DigitalEurope s’inquiète des conclusions rendues la semaine dernière par Yves Bot, avocat général de la Cour de justice de l’Union européenne, à propos de l’accord Safe Harbor.
Le groupe de pression, qui fédère 35 organisations professionnelles nationales – dont l’Afdel en France – et 59 entreprises du secteur parmi lesquelles Apple, Google, Microsoft et Oracle, craint un impact négatif « sur les flux internationaux de données » et redoute un préjudice « à la création d’un marché numérique unique en Europe ».
Le rapport présenté par Yves Bot n’a que valeur d’éclairage pour les magistrats de la CJUE, dont la décision définitive est attendue ultérieurement. Mais il suffit à alerter le lobby de l’industrie technologique.
A l’inverse, La Quadrature du Net salue « des conclusions claires et protectrices ». L’association de défense des droits et des libertés des citoyens évoque « un pas dans la bonne direction ».
Le verdict de l’avocat général s’inscrit dans le cadre d’un différend qui oppose Facebook à l’activiste autrichien Max Schrems. Ce dernier exige que la filiale européenne du réseau social américain – implantée en Irlande – cesse de transférer les données des citoyens européens, dans la mesure où les États-Unis n’assureraient pas un niveau de protection adéquat, notamment au regard du programme PRISM permettant à la NSA d’accéder librement aux informations stockées sur des serveurs situés sur le territoire américain.
C’est précisément l’objet du Safe Harbor. Traduit en français par « Sphère de sécurité », cet ensemble de principes de protection des données personnelles négocié à la fin des années 90 entre les autorités américaines et la Commission européenne est entériné par une décision du 26 juillet 2000.

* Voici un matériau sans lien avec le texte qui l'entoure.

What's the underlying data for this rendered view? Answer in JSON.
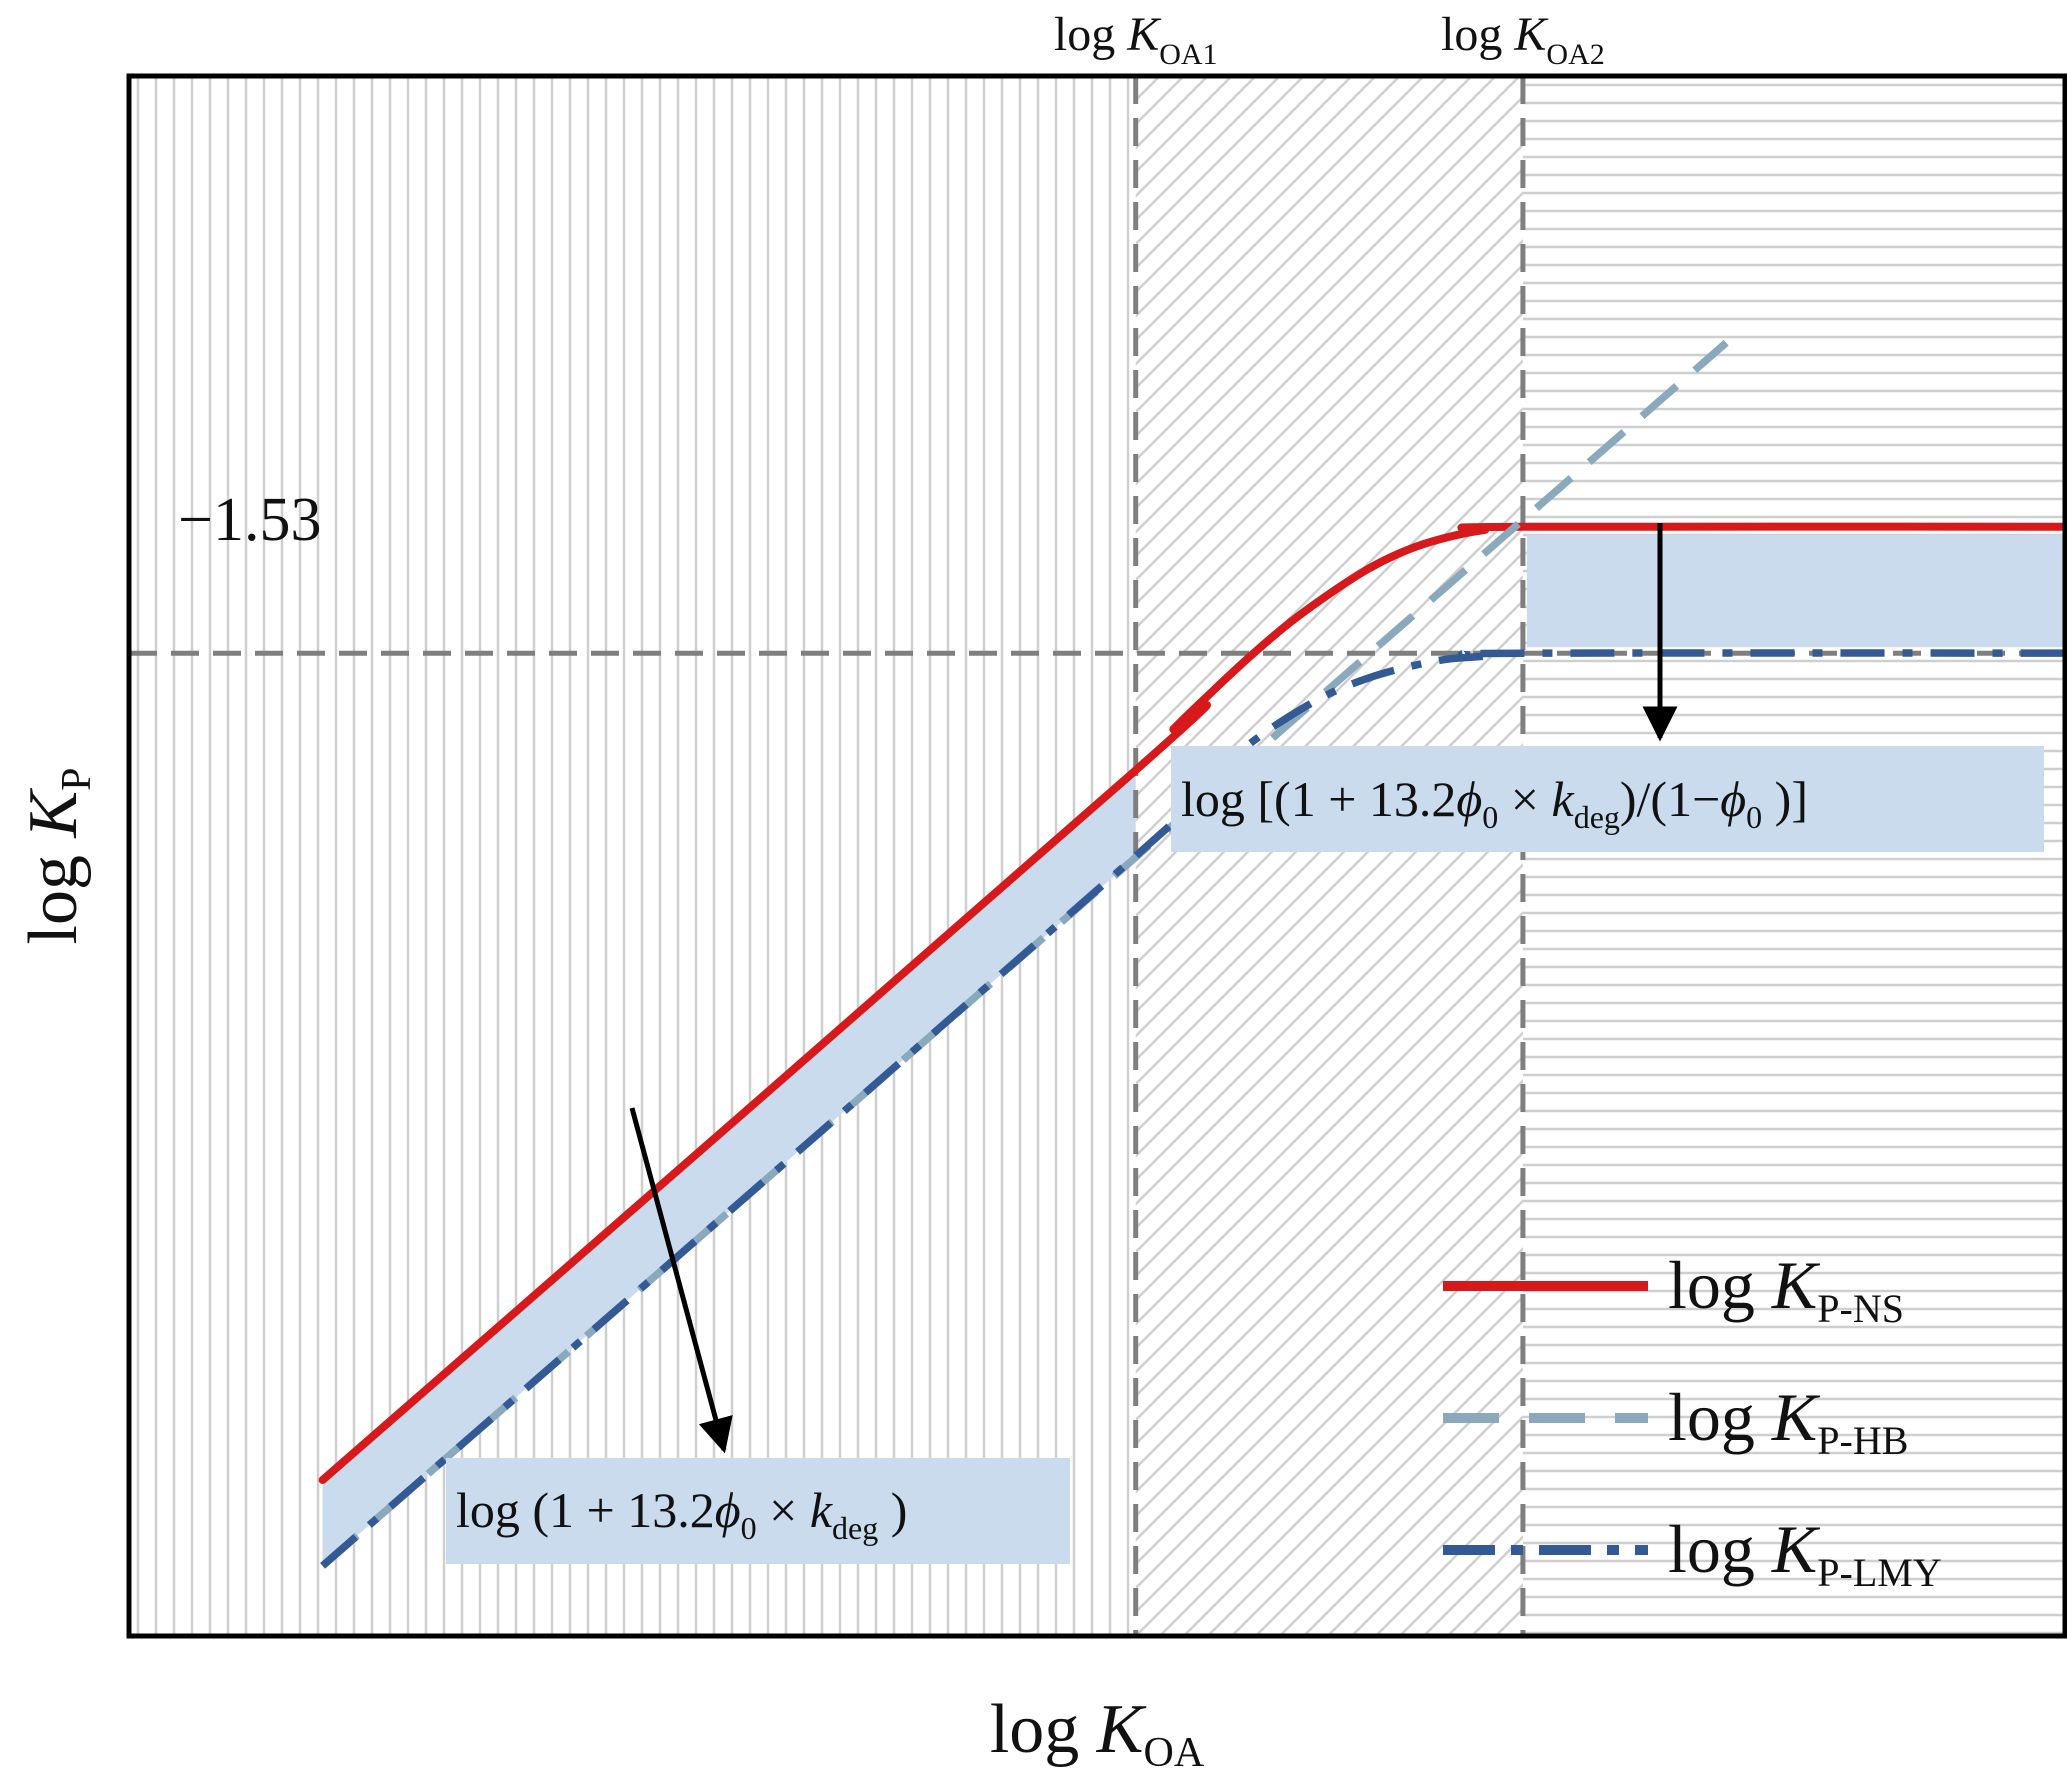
{
  "chart_data": {
    "type": "line",
    "title": "",
    "xlabel": {
      "main": "log ",
      "var": "K",
      "sub": "OA"
    },
    "ylabel": {
      "main": "log ",
      "var": "K",
      "sub": "P"
    },
    "xlim": [
      0,
      10
    ],
    "ylim": [
      0,
      10
    ],
    "grid": false,
    "legend_position": "bottom-right",
    "reference_lines": [
      {
        "orientation": "horizontal",
        "value": 6.3,
        "label": "−1.53"
      },
      {
        "orientation": "vertical",
        "value": 5.2,
        "label": {
          "main": "log ",
          "var": "K",
          "sub": "OA1"
        }
      },
      {
        "orientation": "vertical",
        "value": 7.2,
        "label": {
          "main": "log ",
          "var": "K",
          "sub": "OA2"
        }
      }
    ],
    "regions": [
      {
        "from": 0,
        "to": 5.2,
        "pattern": "vertical-lines"
      },
      {
        "from": 5.2,
        "to": 7.2,
        "pattern": "diagonal-hatch"
      },
      {
        "from": 7.2,
        "to": 10,
        "pattern": "horizontal-lines"
      }
    ],
    "series": [
      {
        "name": {
          "main": "log ",
          "var": "K",
          "sub": "P-NS"
        },
        "style": "solid",
        "color": "#d7191c",
        "x": [
          1.0,
          5.2,
          5.4,
          5.6,
          5.8,
          6.0,
          6.2,
          6.4,
          6.6,
          6.8,
          7.0,
          7.2,
          10.7
        ],
        "y": [
          1.0,
          5.55,
          5.82,
          6.06,
          6.29,
          6.5,
          6.68,
          6.84,
          6.96,
          7.04,
          7.09,
          7.11,
          7.11
        ]
      },
      {
        "name": {
          "main": "log ",
          "var": "K",
          "sub": "P-HB"
        },
        "style": "dashed",
        "color": "#8aa9bc",
        "x": [
          1.0,
          8.25
        ],
        "y": [
          0.45,
          8.29
        ]
      },
      {
        "name": {
          "main": "log ",
          "var": "K",
          "sub": "P-LMY"
        },
        "style": "dashdot",
        "color": "#335a94",
        "x": [
          1.0,
          5.2,
          5.4,
          5.6,
          5.8,
          6.0,
          6.2,
          6.4,
          6.6,
          6.8,
          7.0,
          7.2,
          10.7
        ],
        "y": [
          0.45,
          5.0,
          5.28,
          5.52,
          5.73,
          5.9,
          6.04,
          6.14,
          6.21,
          6.26,
          6.28,
          6.3,
          6.3
        ]
      }
    ],
    "annotations": [
      {
        "parts": [
          {
            "t": "log (1 + 13.2"
          },
          {
            "t": "ϕ",
            "i": true
          },
          {
            "t": "0",
            "sub": true
          },
          {
            "t": " × "
          },
          {
            "t": "k",
            "i": true
          },
          {
            "t": "deg",
            "sub": true
          },
          {
            "t": " )"
          }
        ]
      },
      {
        "parts": [
          {
            "t": "log [(1 + 13.2"
          },
          {
            "t": "ϕ",
            "i": true
          },
          {
            "t": "0",
            "sub": true
          },
          {
            "t": " × "
          },
          {
            "t": "k",
            "i": true
          },
          {
            "t": "deg",
            "sub": true
          },
          {
            "t": ")/(1−"
          },
          {
            "t": "ϕ",
            "i": true
          },
          {
            "t": "0",
            "sub": true
          },
          {
            "t": " )]"
          }
        ]
      }
    ],
    "colors": {
      "band": "#c9dbed",
      "reference": "#7f7f7f",
      "pattern": "#cfcfcf",
      "frame": "#000000",
      "arrow": "#000000"
    }
  }
}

L’objectif principal est de permettre aux entreprises établies aux États-Unis de certifier qu’elles respectent la législation de l’Espace économique européen, en échange de quoi elles obtiennent l’autorisation de transférer les données qu’elles y collectent vers les USA.
L’accord ne doit, en théorie, rester applicable qu’aussi longtemps que le pays de destination des données en assure une protection adéquate. Or, aux États-Unis, cet engagement a été mis à mal par les révélations d’Edward Snowden.
Sollicité par un jeu de ping-pong*, l’avocat général a estimé que la protection des données n’était effectivement pas assurée : à défaut de garanties suffisantes, la mise en oeuvre du Safe Harbor ne répond plus aux exigences requises par la directive et par la Charte européenne des droits de l’homme.
Et d’estimer que les autorités nationales de contrôle devraient pouvoir enquêter et suspendre, le cas échéant, le transfert de données personnelles de l’UE vers des serveurs situés aux US.
Cette position suscite aussi l’inquiétude de Bruxelles, qui considère qu’une suspension du Safe Harbor porterait atteinte aux intérêts économiques des deux blocs, Union européenne et États-Unis.
* Max Schrems s’était pourvu en 2014 auprès de l’autorité chargée de la protection de la vie privée en Irlande, pour les motifs sus-exposés. Sa plainte avait été rejetée. Saisie du dossier, la Haute Cour de justice irlandaise en avait délégué l’examen à la CJUE. D’où l’avis rendu par Yves Bot.